C’est pour cette raison que j’ai initié, avec l’ensemble des collectivités, les
deux départements alsaciens, le département de la Moselle, les deux Conseils
régionaux d’Alsace et de Lorraine, le Mémorial d’Alsace-Moselle. Pour porter
cette mémoire. Car elle fait partie de nous. Elle nous constitue.
C’est pour cette raison que nous avons accompli un travail de longue haleine,
jusqu’en Russie, tout particulièrement dans le camp de Tambov.
C’était un geste simple : donner un nom à nos morts, à défaut de pouvoir
leur donner une sépulture.

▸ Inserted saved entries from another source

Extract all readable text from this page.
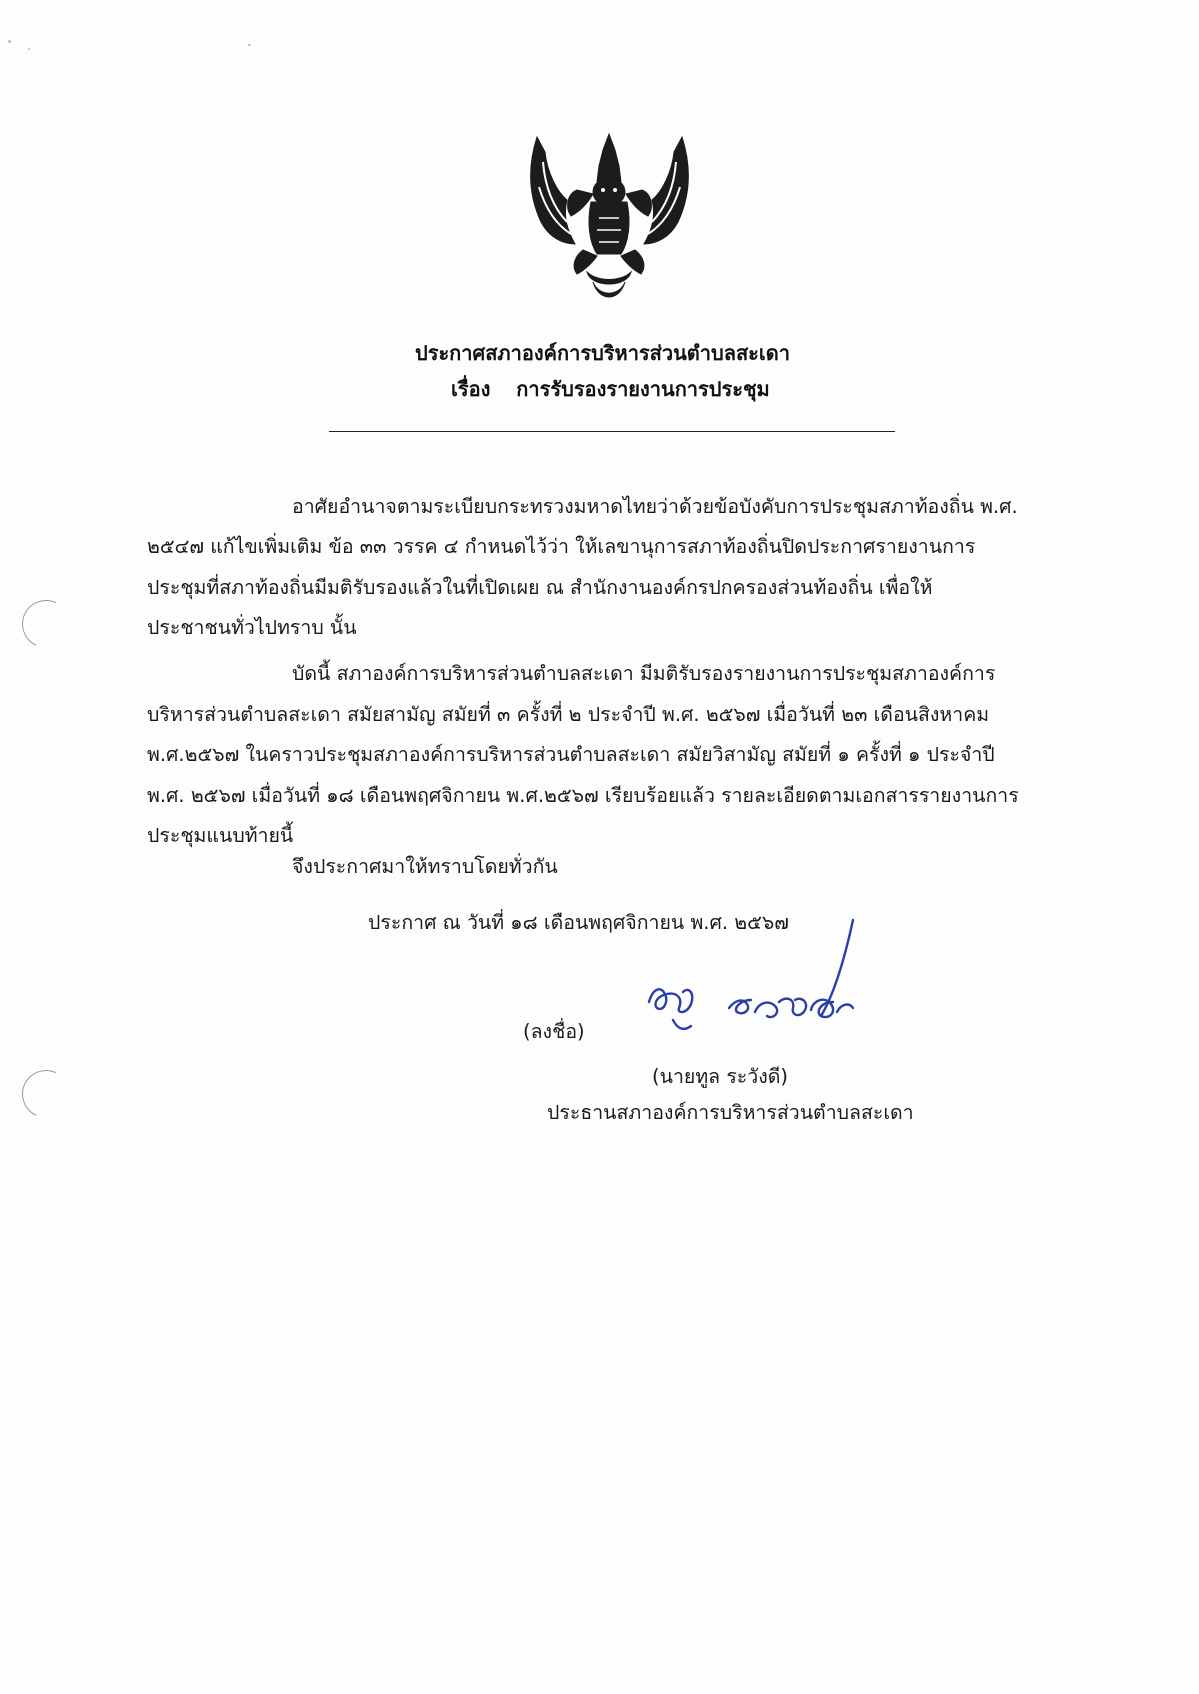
ประกาศสภาองค์การบริหารส่วนตำบลสะเดา
เรื่อง การรับรองรายงานการประชุม
อาศัยอำนาจตามระเบียบกระทรวงมหาดไทยว่าด้วยข้อบังคับการประชุมสภาท้องถิ่น พ.ศ.
๒๕๔๗ แก้ไขเพิ่มเติม ข้อ ๓๓ วรรค ๔ กำหนดไว้ว่า ให้เลขานุการสภาท้องถิ่นปิดประกาศรายงานการ
ประชุมที่สภาท้องถิ่นมีมติรับรองแล้วในที่เปิดเผย ณ สำนักงานองค์กรปกครองส่วนท้องถิ่น เพื่อให้
ประชาชนทั่วไปทราบ นั้น
บัดนี้ สภาองค์การบริหารส่วนตำบลสะเดา มีมติรับรองรายงานการประชุมสภาองค์การ
บริหารส่วนตำบลสะเดา สมัยสามัญ สมัยที่ ๓ ครั้งที่ ๒ ประจำปี พ.ศ. ๒๕๖๗ เมื่อวันที่ ๒๓ เดือนสิงหาคม
พ.ศ.๒๕๖๗ ในคราวประชุมสภาองค์การบริหารส่วนตำบลสะเดา สมัยวิสามัญ สมัยที่ ๑ ครั้งที่ ๑ ประจำปี
พ.ศ. ๒๕๖๗ เมื่อวันที่ ๑๘ เดือนพฤศจิกายน พ.ศ.๒๕๖๗ เรียบร้อยแล้ว รายละเอียดตามเอกสารรายงานการ
ประชุมแนบท้ายนี้
จึงประกาศมาให้ทราบโดยทั่วกัน
ประกาศ ณ วันที่ ๑๘ เดือนพฤศจิกายน พ.ศ. ๒๕๖๗
(ลงชื่อ)
(นายทูล ระวังดี)
ประธานสภาองค์การบริหารส่วนตำบลสะเดา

Mais c’est le plus ancien des gestes humains.
C’est le geste qu’accomplit le fils sur la tombe de son père. Voilà de quoi,
nous Alsaciens et Mosellans, sommes redevables.
Voilà où est la dignité de l’action publique. Si nous n’honorons pas nos morts,
si nous ne réconcilions pas les mémoires, alors à quoi bon faire tout ce que
nous faisons pour gérer le quotidien et préparer l’avenir ?
Je fais partie de ceux qui pensent que le maréchal Foch avait raison lorsqu’il
écrivait : « Parce qu’un homme sans mémoire est un homme sans vie, un peuple
sans mémoire est un peuple sans avenir. »
Lorsque nous tournons notre regard vers le passé, ce n’est pas pour nous
y complaire ni raviver les grandes douleurs que le temps heureusement a
contribué à apaiser.
C’est parce que nous sommes redevables envers ceux qui nous ont précédés.
Ainsi va la vie, et la chaîne des générations. C’est parce qu’ils sont en nous,
avec ce qu’ils ont vécu et éprouvé. Et notre devoir humain, simplement
humain, c’est de porter cette mémoire et de la transmettre.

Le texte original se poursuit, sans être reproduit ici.